YAZAR : Fatih GARCAN fatihgarcan@hotmail.com

fatih_garcan-yuzakidergisi-eylul2016

–Hayırlı sabahlar Müdür Bey.

–Hayırlı sabahlar muhterem ağabeyim. Buyurun şöyle oturun.

–Teşekkür ederim Müdürüm. Rahatsız etmedim inşâallah.

–Estağfirullah Yahya Ağabey. Ne rahatsızlığı? Niye öyle dediniz? Üzüldüm doğrusu…

–Müdürüm sizi birkaç gündür çok durgun görüyoruz. Doğrusu bazı değişiklikler iki-üç haftaya dayanıyor. Yanlış anlamayın ama birim çalışanları eskisine göre bu hâlinizden çok memnun. Lâkin beni meraklandıran; yıllardır asıp-kesen, burnundan kıl aldırmayan, kolay kolay beğenmeyen Enis Müdür gitmiş yerine lokum gibi bir Enis Müdür gelmiş.

–Eee… Daha güzel değil mi işte?
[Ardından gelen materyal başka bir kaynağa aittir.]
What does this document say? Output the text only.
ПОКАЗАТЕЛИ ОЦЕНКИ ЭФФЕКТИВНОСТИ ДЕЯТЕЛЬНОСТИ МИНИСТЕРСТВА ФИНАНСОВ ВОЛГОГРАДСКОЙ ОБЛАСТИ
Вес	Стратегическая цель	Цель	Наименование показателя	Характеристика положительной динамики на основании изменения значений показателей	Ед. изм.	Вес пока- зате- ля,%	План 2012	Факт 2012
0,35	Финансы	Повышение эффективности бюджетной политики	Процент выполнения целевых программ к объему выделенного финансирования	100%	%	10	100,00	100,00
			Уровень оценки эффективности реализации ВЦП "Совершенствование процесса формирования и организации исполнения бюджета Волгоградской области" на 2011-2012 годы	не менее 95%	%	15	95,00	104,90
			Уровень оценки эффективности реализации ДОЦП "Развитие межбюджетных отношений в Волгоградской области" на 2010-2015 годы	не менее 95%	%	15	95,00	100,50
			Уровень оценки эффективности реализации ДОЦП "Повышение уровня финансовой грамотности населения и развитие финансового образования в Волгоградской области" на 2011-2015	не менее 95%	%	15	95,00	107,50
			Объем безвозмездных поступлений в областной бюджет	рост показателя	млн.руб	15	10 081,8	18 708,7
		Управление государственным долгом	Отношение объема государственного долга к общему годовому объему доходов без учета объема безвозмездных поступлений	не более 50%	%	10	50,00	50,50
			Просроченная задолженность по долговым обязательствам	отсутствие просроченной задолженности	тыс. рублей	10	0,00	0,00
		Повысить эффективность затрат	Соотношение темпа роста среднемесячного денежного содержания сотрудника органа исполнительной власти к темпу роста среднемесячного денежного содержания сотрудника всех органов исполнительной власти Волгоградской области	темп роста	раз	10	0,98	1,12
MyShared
Herkes memnun ise… Problem nedir? Tadını çıkarsanıza!

–Estağfirullah Müdürüm öyle demek istemedim. Ben yıllardır tanırım sizi. Ne kadar sert davransanız da çok insan canlısı birisiniz. Adam gibi adamlığınıza hep denk gelmişimdir. Aksini iddia eden hakka girer vallâhi. Beni meraklandıran; ne oldu da bu kadar kısa sırada böyle bir değişiklik oldu? Haddimi aşmış olmak istemem; ama ben sizde maddî-mânevî çok güzel yansımalar gözlemledim. İnanın ben de bu vesile her ne ise öğrenip hayatıma çeki düzen vermek istiyorum.

–Hayırdır Yahya Bey, nereden çıktı şimdi bu? Övüyor musun? Yeriyor musun?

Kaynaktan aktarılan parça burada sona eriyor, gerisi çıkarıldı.